Les mutations de l’intime
La période est marquée par une accentuation ou une accélération de mutations plus anciennes et qui gagnent donc en visibilité. Elle se caractérise par un recul inégal de la foi. Les sexualités se libèrent en même temps qu’elles se montrent et se racontent toujours davantage. Sait-on qu’en 1975 quarante-trois films érotiques ou pornographiques sortent sur les écrans drainant 25 % des entrées ! L’homogamie sociale se confirme et, dans le même temps, l’exogamie spatiale se développe avec l’urbanisation et la mobilité résidentielle. Le concubinage devient de plus en plus une étape avant le mariage. Au total, Xavier Vigna analyse tous ces mouvements comme un lent desserrement des contraintes.
La France du travail et les transformations des clivages de classes
Trois évolutions sont à souligner : l’extension du salariat, la progression spectaculaire du travail féminin en partie favorisé par l’essor du secteur tertiaire. Le nombre de paysans ne cesse de diminuer et en 1990 on passe sous la barre du million d’agriculteurs exploitants alors que la France reste la première puissance agricole européenne.

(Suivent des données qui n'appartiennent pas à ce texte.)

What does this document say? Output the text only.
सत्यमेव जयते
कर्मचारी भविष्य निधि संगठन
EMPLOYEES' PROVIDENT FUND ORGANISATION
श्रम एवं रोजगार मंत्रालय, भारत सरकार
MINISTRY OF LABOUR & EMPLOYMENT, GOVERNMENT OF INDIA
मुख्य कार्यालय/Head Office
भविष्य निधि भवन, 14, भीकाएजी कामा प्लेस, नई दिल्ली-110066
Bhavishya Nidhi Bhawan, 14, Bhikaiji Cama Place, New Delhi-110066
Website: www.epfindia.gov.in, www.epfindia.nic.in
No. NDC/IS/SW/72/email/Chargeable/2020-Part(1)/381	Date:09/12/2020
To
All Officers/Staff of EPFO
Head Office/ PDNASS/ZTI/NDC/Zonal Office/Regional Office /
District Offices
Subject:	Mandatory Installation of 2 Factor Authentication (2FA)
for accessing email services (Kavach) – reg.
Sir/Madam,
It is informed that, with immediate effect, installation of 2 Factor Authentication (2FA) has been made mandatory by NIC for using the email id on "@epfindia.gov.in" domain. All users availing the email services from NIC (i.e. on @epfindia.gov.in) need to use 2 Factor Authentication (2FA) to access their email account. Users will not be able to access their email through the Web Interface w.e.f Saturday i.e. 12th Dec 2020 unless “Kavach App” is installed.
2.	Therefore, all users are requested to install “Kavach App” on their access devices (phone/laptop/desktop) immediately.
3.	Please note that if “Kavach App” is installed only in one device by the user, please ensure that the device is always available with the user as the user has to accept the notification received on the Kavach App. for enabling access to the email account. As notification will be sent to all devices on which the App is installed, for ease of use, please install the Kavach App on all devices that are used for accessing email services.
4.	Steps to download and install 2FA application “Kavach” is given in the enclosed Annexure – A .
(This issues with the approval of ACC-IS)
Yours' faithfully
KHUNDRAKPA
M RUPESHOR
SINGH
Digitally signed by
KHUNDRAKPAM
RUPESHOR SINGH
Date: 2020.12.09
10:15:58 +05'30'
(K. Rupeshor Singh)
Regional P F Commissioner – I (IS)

Xavier Vigna rappelle que le nombre de médecins double en France entre 1973 et 1988. Lorsque l’on parle du développement du tertiaire, il faut bien mesurer que celui-ci affiche de multiples facettes. La classe ouvrière est forte de 7,7 millions de membres en 1968, elle augmente encore ensuite pour entamer son déclin à partir de 1982.
Dans la foulée de 68
Fort intelligemment, l’auteur pointe le fait que, sur ce sujet, les travaux des sciences sociales souffrent « d’un prisme mouvementiste », autrement dit, il ne faudrait pas oublier toute une frange de la population. L’auteur propose aussi un encart sur le journal « Libération » pour montrer comment il est passé du gauchisme politique à la normalisation. Le chapitre revient également sur « Le manifeste des 343 ». Le livre souligne que trois catégories d’actrices défendent la cause de la représentation politique des femmes : les organisations féminines traditionnelles, des militantes des principaux partis et l’association Choisir. Quant au combat du « Larzac, « il cristallise plusieurs aspirations qui travaillent la société dans l’après-68 » comme l’antimilitarisme, la non-violence, une sensibilité régionaliste et une préoccupation écologiste. Ensuite, Xavier Vigna relève ce(ux) qui ne change(nt) guère et livre là aussi au passage quelques chiffres étonnants. Ainsi, à la fin des années 70, un ménage sur cinq dispose d’un fusil.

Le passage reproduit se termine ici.